The Morris Tyler Moot Court of Appeals at Yale will be called to order at 4:30 p.m. on Monday, December 6, in the Yale Law School Auditorium. Four students will compete in the Harlan Fiske Stone Prize Finals of the competition. Doors open at 4 p.m. A reception in the Alumni Reading Room will follow the competition.

The Honorable Dennis G. Jacobs, Chief Judge of the U.S. Court of Appeals for the Second Circuit, the Honorable Rosemary Barkett of the U.S. Court of Appeals for the Eleventh Circuit, and the Honorable Merrick B. Garland of the U.S. Court of Appeals for the District of Columbia Circuit will hear the case Ashcroft v. Al-Kidd, which comes before the Supreme Court this term.

At issue is whether former Attorney General John Ashcroft is immune from a lawsuit filed by American citizen Abdullah Al-Kidd, who was arrested and detained under the federal material witness statute in the aftermath of September 11. The suit alleges Ashcroft used the statute as a pretext to hold and investigate suspected terrorists, in violation of the Fourth Amendment.

The case happens to be one that Yale Law School’s 9-11 Clinic has been working on with the ACLU since it was filed in 2005; students Matt Vogel ’12, Alice Hwang ’11, Betsy Cooper ’12, Diala Shamas ’11, and Sirine Shebaya ’12 are currently drafting the merits brief for Al-Kidd with Clinical Professor Mike Wishnie ’93 and Clinical Visiting Lecturer in Law Lee Gelernt, who will argue the case for Al-Kidd.
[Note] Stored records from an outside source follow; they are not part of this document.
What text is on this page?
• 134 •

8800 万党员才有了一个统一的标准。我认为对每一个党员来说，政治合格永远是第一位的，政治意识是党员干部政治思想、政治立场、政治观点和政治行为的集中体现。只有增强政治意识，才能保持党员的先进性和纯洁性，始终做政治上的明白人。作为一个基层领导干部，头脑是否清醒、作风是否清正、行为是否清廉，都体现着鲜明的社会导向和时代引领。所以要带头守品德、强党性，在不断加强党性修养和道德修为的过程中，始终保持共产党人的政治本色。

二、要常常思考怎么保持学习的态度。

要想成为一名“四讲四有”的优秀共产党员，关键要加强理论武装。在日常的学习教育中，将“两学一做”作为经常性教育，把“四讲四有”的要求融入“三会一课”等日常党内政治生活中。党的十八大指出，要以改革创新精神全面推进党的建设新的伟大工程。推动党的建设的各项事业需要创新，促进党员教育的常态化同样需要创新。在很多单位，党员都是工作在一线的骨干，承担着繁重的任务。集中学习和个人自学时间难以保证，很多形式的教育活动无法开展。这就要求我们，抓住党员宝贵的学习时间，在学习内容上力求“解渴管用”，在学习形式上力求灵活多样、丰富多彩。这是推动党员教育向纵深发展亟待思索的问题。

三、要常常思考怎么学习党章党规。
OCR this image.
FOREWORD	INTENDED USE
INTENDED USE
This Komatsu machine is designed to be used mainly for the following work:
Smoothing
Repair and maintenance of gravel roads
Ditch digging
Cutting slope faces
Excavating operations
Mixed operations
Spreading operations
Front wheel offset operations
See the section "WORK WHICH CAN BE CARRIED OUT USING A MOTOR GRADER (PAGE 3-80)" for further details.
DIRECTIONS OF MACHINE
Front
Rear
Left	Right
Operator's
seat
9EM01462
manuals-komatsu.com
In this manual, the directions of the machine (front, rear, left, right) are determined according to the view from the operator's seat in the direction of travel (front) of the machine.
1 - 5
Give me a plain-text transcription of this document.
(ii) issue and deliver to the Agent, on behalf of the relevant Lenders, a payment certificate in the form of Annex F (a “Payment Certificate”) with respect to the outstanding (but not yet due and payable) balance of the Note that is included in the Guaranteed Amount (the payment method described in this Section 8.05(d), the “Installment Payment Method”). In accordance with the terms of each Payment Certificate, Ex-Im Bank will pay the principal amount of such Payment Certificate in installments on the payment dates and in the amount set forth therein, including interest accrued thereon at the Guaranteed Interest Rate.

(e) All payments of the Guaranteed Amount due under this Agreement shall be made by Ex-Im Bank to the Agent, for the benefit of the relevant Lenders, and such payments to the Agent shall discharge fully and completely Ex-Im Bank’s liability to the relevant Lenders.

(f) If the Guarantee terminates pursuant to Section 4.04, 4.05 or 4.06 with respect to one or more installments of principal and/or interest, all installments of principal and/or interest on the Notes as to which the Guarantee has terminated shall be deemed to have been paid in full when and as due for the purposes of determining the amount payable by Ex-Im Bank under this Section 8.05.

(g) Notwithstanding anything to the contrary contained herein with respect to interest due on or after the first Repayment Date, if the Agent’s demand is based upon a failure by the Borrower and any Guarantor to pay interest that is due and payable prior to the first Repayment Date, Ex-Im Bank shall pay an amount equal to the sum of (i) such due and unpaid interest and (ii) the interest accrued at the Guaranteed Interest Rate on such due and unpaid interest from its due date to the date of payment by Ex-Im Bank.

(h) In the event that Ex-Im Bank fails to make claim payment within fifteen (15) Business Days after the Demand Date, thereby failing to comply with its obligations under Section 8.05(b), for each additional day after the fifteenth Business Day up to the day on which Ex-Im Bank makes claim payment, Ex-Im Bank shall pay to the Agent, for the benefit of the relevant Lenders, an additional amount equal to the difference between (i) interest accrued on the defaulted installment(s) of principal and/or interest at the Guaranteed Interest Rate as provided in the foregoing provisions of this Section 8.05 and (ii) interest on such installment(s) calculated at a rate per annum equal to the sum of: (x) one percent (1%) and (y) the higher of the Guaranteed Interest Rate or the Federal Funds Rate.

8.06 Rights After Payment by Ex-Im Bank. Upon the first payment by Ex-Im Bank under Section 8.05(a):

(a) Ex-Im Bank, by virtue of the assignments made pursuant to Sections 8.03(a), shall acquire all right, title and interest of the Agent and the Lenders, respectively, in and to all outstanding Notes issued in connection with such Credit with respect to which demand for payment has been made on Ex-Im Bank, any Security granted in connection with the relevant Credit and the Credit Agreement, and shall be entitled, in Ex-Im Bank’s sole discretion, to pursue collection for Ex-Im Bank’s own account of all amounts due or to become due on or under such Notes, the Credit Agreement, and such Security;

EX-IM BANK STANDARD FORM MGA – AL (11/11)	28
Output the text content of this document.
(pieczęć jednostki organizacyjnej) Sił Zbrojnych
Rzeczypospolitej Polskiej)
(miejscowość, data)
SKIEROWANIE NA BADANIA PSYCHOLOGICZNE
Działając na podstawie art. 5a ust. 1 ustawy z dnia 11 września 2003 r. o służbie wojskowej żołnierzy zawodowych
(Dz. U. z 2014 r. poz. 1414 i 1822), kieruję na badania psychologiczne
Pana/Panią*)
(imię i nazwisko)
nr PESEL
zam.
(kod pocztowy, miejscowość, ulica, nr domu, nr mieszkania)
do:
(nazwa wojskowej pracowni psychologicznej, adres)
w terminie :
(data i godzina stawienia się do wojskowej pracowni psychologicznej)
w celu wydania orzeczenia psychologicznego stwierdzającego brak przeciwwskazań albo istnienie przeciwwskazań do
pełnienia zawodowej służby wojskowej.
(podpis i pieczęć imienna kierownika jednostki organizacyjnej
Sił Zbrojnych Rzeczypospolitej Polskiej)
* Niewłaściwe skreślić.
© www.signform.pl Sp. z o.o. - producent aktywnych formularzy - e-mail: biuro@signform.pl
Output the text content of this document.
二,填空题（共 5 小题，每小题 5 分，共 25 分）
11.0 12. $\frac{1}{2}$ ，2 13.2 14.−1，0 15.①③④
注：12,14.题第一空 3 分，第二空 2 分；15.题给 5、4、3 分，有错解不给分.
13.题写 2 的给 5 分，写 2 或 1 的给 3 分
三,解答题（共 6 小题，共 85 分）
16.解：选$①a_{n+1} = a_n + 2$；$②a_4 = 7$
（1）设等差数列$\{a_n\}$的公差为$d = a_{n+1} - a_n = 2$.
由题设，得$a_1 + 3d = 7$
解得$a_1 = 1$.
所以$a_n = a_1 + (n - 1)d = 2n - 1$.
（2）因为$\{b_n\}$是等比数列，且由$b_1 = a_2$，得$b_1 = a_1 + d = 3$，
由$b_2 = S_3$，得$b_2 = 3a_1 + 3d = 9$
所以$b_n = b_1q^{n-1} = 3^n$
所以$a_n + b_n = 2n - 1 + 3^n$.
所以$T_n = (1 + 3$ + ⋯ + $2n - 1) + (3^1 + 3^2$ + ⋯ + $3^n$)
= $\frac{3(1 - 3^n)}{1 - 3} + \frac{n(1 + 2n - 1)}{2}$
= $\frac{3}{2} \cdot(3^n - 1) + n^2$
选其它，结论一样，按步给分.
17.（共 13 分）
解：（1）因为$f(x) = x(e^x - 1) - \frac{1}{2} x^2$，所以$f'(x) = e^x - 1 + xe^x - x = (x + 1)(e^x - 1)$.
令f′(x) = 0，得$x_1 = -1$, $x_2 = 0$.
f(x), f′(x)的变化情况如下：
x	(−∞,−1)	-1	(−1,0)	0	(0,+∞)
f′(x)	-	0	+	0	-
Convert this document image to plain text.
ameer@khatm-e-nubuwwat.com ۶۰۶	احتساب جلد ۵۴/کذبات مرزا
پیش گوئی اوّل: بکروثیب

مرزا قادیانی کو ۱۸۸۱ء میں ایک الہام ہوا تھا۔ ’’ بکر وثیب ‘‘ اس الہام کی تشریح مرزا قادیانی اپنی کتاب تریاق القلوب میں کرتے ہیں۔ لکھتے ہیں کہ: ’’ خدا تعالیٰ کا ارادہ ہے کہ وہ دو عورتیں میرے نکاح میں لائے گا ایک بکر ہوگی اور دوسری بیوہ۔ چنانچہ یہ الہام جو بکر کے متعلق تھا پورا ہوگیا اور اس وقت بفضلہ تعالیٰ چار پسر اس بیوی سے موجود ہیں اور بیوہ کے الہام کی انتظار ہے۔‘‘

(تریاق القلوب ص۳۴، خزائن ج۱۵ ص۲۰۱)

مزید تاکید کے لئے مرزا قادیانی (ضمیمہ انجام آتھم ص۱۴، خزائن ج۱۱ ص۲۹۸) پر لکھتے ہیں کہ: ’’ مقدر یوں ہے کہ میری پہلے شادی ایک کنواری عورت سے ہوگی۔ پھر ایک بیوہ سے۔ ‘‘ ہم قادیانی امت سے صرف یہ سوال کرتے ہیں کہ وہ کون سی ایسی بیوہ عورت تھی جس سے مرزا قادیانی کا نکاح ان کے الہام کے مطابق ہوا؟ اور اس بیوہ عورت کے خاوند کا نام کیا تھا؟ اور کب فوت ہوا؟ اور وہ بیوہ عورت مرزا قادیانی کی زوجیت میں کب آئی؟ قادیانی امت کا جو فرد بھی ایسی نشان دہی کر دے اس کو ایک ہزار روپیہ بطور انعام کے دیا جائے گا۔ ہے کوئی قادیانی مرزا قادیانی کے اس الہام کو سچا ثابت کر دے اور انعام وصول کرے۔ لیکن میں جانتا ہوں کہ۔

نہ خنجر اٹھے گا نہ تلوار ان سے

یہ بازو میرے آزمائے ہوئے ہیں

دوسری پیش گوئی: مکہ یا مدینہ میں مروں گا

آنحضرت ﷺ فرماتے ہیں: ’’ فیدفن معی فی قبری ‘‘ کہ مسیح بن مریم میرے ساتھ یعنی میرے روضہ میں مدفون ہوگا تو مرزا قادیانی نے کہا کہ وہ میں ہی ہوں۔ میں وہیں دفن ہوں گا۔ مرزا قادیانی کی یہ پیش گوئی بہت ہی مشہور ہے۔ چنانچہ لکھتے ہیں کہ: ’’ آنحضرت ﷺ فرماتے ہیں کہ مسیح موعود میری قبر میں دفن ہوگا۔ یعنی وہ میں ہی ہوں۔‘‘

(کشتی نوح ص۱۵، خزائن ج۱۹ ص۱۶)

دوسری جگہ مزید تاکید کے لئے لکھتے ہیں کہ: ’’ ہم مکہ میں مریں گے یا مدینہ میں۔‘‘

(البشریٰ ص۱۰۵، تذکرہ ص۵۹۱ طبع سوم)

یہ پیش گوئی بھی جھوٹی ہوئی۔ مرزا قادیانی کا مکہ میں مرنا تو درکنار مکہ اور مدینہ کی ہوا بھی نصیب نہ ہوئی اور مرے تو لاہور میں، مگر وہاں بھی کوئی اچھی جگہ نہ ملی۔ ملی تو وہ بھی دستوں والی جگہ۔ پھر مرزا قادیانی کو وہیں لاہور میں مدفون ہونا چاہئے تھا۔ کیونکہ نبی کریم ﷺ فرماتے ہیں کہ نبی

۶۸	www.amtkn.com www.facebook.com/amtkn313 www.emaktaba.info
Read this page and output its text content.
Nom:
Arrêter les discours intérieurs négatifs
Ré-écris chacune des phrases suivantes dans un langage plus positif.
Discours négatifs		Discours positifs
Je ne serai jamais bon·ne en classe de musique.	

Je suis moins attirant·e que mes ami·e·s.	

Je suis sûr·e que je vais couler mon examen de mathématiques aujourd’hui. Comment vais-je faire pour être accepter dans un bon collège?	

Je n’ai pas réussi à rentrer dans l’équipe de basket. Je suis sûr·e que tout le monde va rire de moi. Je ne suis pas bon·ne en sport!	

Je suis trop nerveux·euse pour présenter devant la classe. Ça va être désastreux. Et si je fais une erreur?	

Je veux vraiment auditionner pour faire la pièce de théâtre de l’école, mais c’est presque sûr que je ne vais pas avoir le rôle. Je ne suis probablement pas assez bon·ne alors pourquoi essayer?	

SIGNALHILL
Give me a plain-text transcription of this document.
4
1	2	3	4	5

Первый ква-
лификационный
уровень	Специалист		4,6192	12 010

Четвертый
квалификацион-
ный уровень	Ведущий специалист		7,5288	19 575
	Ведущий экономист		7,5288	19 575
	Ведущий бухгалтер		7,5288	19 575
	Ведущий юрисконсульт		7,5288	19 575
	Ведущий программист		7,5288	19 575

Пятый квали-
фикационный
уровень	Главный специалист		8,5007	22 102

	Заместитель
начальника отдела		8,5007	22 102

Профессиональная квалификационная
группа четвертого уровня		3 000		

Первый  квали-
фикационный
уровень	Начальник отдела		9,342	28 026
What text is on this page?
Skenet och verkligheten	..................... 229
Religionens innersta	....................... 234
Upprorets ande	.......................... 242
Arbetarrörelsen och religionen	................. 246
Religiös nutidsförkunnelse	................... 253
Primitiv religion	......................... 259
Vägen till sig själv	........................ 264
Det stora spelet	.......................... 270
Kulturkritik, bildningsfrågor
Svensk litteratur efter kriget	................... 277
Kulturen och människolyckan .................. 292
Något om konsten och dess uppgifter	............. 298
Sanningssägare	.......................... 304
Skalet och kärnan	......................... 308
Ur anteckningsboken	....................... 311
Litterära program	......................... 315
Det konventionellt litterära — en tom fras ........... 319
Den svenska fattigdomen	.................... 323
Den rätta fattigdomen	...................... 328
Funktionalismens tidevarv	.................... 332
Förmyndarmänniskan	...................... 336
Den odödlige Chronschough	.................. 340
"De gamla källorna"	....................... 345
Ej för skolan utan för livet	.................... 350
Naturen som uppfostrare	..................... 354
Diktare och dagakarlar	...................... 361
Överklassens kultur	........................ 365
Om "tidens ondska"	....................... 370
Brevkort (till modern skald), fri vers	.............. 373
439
Moot Court co-chairperson Tanya Abrams ’11 said, “We are looking forward to an exciting final round. We expect to hear challenging questions from a great panel of federal appellate judges regarding the important issue raised by this case—the scope of government accountability for alleged violations of constitutional rights.”

Barrett Anderson ’12 and Nick Walter ’12 will argue for the petitioner, John Ashcroft. Eugene Sokoloff ’12 and Wendy Zupac ’12 will represent the respondent, Abdullah Al-Kidd.

The competitors’ briefs will be posted on the moot court website approximately one week before the date of the oral argument.

The Morris Tyler Moot Court competition takes place each semester at Yale Law School, culminating in the Harlan Fiske Stone Prize Finals in the fall and the Thurman Arnold Prize Finals in the spring. All second- and third-year law students are eligible to participate.